Этому процессу на смену пришел сдвиг к фрагментированному, пост-гоббсовскому государству. Государство резко сократило регулятивную функцию и размер. Поэтому я говорю о "капитализме без государства"[4], описывая способ формирования капитала при коммерциализации государственных задач и - общественных фондов. Таким образом политика при посткоммунизме становилась более или менее иррелевантной, - намного больше, чем в развитых обществах.

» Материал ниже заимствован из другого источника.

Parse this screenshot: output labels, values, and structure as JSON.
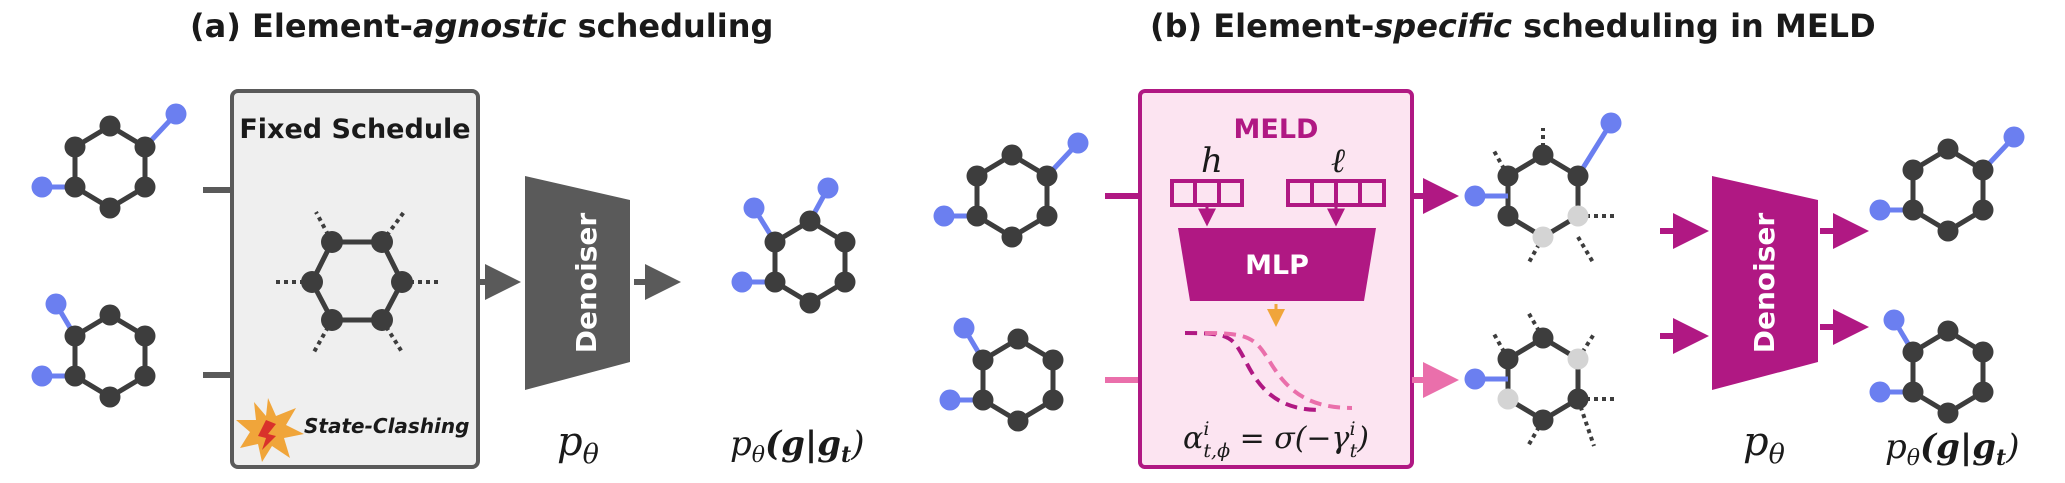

Агентства государства пытаются использовать механизмы рынка для исполнения государственных функций. В свою очередь, акторы на рынке пытаются захватить часть общественных фондов, уже действующих как капитал. Отсутствие контроля над финансированием субъектов рынка содействует клиентелизму, растущими долгам и мягкому финансированию избранных клиентов – часто по партийным линиям.

В результате государство и рынок фундаментально изменились. Государство теряет однообразие и в онтологическом смысле (так как вы нем есть агентства, отличные от остальных по легальному статусу и рациональности); и в управленческом смысле (некоторые агентства государства постоянно обнаруживают непонимание инструментов или координации, находящихся в распоряжении государства). Это происходит из-за наличия в государстве субъектов, функционирующих по другой логике. Нехватка средств делает эту логику в реальности не только другой, но и противоречащей. Этот конфликт не таков, чтобы регулироваться открытым, стандартным путем. Ведь он разыгрывается тайно внутри исполнительного госаппарата между сегментами бюрократии и коммерциализованных агентств в рамках одного министерства. В худшем случае эти органы сливаются в единую, служащую себе корпорацию. Эта корпорация иногда образует симбиоз с внешними элитами. Это или организации, в принципе представляющие интересы определенных сегментов общества, напр., профсоюзы, ассоциации нанимателей и бизнесменов, или элиты партий.

Второй результат экстенсивной коммерциализации государства (вернее – его задач и средств) – создание рыночного общества без рыночной экономики.